Dotychczasowy premier Petr Neczas podał się do dymisji, gdy w związku z rozległą aferą korupcyjną zatrzymano pięć osób, w tym szefową gabinetu premiera Janę Nagyovą.

"Mogłem pozwolić na kontynuację prac obecnego gabinetu bez Neczasa, ale jestem przekonany, że większość Czechów nie życzyłaby sobie tego" - mówił Milosz Zeman na konferencji prasowej na Hradczanach. Zapewnił, że "nie chciał doprowadzić do politycznego tsunami".

"Mianowanie premiera było jedynym sposobem, by zmusić polityków do rozpisania przedterminowych wyborów. Inne rozwiązanie byłoby czekaniem na Godota. Koalicja nie chciała oddać władzy, a opozycja nie mogła zebrać 120 głosów, aby rozwiązać parlament" - wyjaśniał prezydent swoją decyzję.

Zaskoczyła ona polityków. Wcześniej Zeman przeprowadził konsultacje z liderami ugrupowań parlamentarnych; wszyscy politycy odrzucali taki sposób rozwiązania kryzysu. Podczas wystąpienia prezydenta deputowani przerwali posiedzenie Izby Poselskiej, słuchając w napięciu argumentów Zemana.

"Przypuszczam, że gabinet Rusnaka będzie rządził do końca września. Jedno jest pewne - jego rząd ma czyste ręce. Nie doprowadził do kryzysu politycznego. To ekipa strażaków, która musi gasić pożar" - mówił prezydent.
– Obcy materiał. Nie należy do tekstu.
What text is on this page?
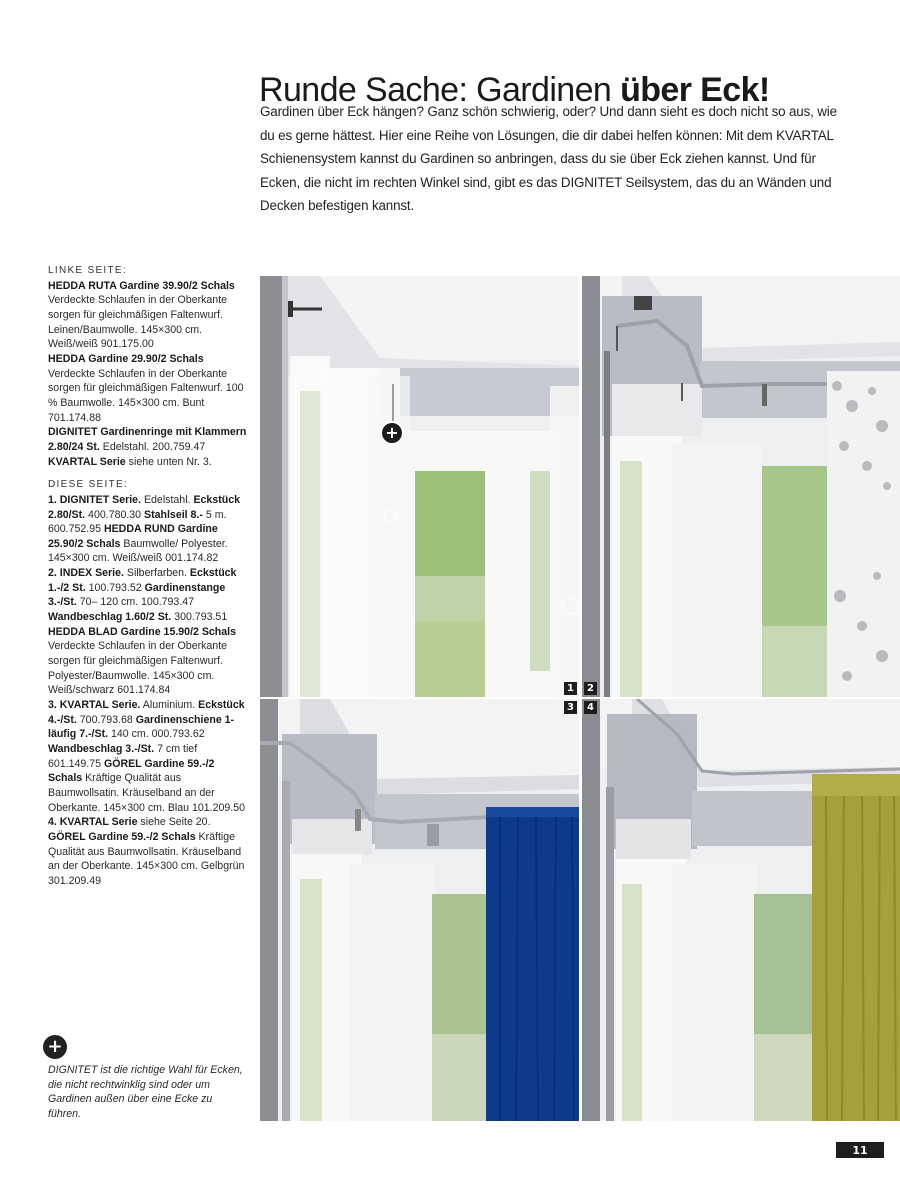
Runde Sache: Gardinen über Eck!

Gardinen über Eck hängen? Ganz schön schwierig, oder? Und dann sieht es doch nicht so aus, wie du es gerne hättest. Hier eine Reihe von Lösungen, die dir dabei helfen können: Mit dem KVARTAL Schienensystem kannst du Gardinen so anbringen, dass du sie über Eck ziehen kannst. Und für Ecken, die nicht im rechten Winkel sind, gibt es das DIGNITET Seilsystem, das du an Wänden und Decken befestigen kannst.

LINKE SEITE:
HEDDA RUTA Gardine 39.90/2 Schals Verdeckte Schlaufen in der Oberkante sorgen für gleichmäßigen Faltenwurf. Leinen/Baumwolle. 145×300 cm. Weiß/weiß 901.175.00
HEDDA Gardine 29.90/2 Schals Verdeckte Schlaufen in der Oberkante sorgen für gleichmäßigen Faltenwurf. 100 % Baumwolle. 145×300 cm. Bunt 701.174.88
DIGNITET Gardinenringe mit Klammern 2.80/24 St. Edelstahl. 200.759.47
KVARTAL Serie siehe unten Nr. 3.
DIESE SEITE:
1. DIGNITET Serie. Edelstahl. Eckstück 2.80/St. 400.780.30 Stahlseil 8.- 5 m. 600.752.95 HEDDA RUND Gardine 25.90/2 Schals Baumwolle/ Polyester. 145×300 cm. Weiß/weiß 001.174.82
2. INDEX Serie. Silberfarben. Eckstück 1.-/2 St. 100.793.52 Gardinenstange 3.-/St. 70– 120 cm. 100.793.47 Wandbeschlag 1.60/2 St. 300.793.51 HEDDA BLAD Gardine 15.90/2 Schals Verdeckte Schlaufen in der Oberkante sorgen für gleichmäßigen Faltenwurf. Polyester/Baumwolle. 145×300 cm. Weiß/schwarz 601.174.84
3. KVARTAL Serie. Aluminium. Eckstück 4.-/St. 700.793.68 Gardinenschiene 1-läufig 7.-/St. 140 cm. 000.793.62 Wandbeschlag 3.-/St. 7 cm tief 601.149.75 GÖREL Gardine 59.-/2 Schals Kräftige Qualität aus Baumwollsatin. Kräuselband an der Oberkante. 145×300 cm. Blau 101.209.50
4. KVARTAL Serie siehe Seite 20. GÖREL Gardine 59.-/2 Schals Kräftige Qualität aus Baumwollsatin. Kräuselband an der Oberkante. 145×300 cm. Gelbgrün 301.209.49
+
DIGNITET ist die richtige Wahl für Ecken, die nicht rechtwinklig sind oder um Gardinen außen über eine Ecke zu führen.
+
1	2
3	4
11
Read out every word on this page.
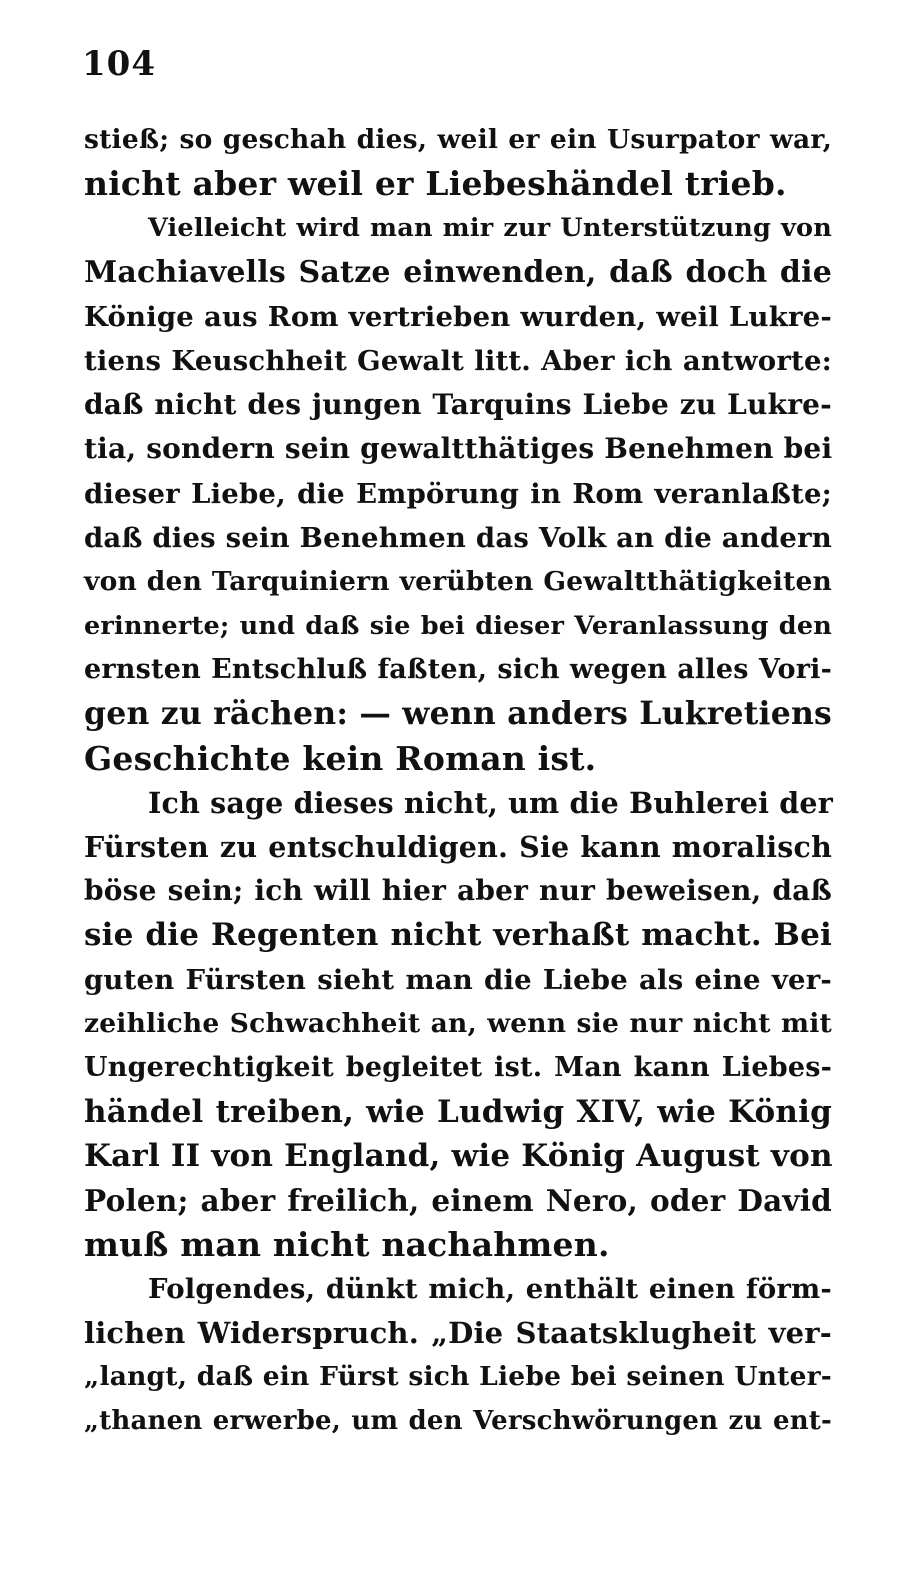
104
stieß; so geschah dies, weil er ein Usurpator war,
nicht aber weil er Liebeshändel trieb.
Vielleicht wird man mir zur Unterstützung von
Machiavells Satze einwenden, daß doch die
Könige aus Rom vertrieben wurden, weil Lukre-
tiens Keuschheit Gewalt litt. Aber ich antworte:
daß nicht des jungen Tarquins Liebe zu Lukre-
tia, sondern sein gewaltthätiges Benehmen bei
dieser Liebe, die Empörung in Rom veranlaßte;
daß dies sein Benehmen das Volk an die andern
von den Tarquiniern verübten Gewaltthätigkeiten
erinnerte; und daß sie bei dieser Veranlassung den
ernsten Entschluß faßten, sich wegen alles Vori-
gen zu rächen: — wenn anders Lukretiens
Geschichte kein Roman ist.
Ich sage dieses nicht, um die Buhlerei der
Fürsten zu entschuldigen. Sie kann moralisch
böse sein; ich will hier aber nur beweisen, daß
sie die Regenten nicht verhaßt macht. Bei
guten Fürsten sieht man die Liebe als eine ver-
zeihliche Schwachheit an, wenn sie nur nicht mit
Ungerechtigkeit begleitet ist. Man kann Liebes-
händel treiben, wie Ludwig XIV, wie König
Karl II von England, wie König August von
Polen; aber freilich, einem Nero, oder David
muß man nicht nachahmen.
Folgendes, dünkt mich, enthält einen förm-
lichen Widerspruch. „Die Staatsklugheit ver-
„langt, daß ein Fürst sich Liebe bei seinen Unter-
„thanen erwerbe, um den Verschwörungen zu ent-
Wyjaśnił też, że jeszcze przed wyborami prezydenckimi był przekonany, że centroprawicowy rząd Neczasa "powinien jak najszybciej zakończyć swoją działalność".

Rusnok zapewnił, że nowy rząd sformuje w ciągu 14 dni. "Kraj potrzebuje pilnie odnowy centralnych instytucji państwowych" - dodał.

Zdaniem Josefa Kopecky'ego, komentatora dziennika "Mlada Fronta Dnes", nowy rząd kierowany przez Rusnoka wzmocniłby pozycję prezydenta. "Znajdą się w nim politycy bliscy Zemanowi. Już wkrótce rząd musi podjąć kluczowe decyzje ekonomiczne: m.in. wyłonić zwycięzcę przetargu na dobudowanie dwóch bloków siłowni jądrowej w Temelinie i ewentualnie przedłużyć kontrakt na leasing szwedzkich myśliwców Gripen" - powiedział PAP Kopecky.

Decyzję prezydenta skrytykowali przedstawiciele partii, które tworzyły koalicję rządową. "Prezydent usiłuje wprowadzić tylną furtką system prezydencki ignorując wolę parlamentarzystów. To skandal. Prezydent nie respektował woli większości parlamentarnej" - oświadczył z oburzeniem Martin Kuba z władz Obywatelskiej partii Demokratycznej (ODS).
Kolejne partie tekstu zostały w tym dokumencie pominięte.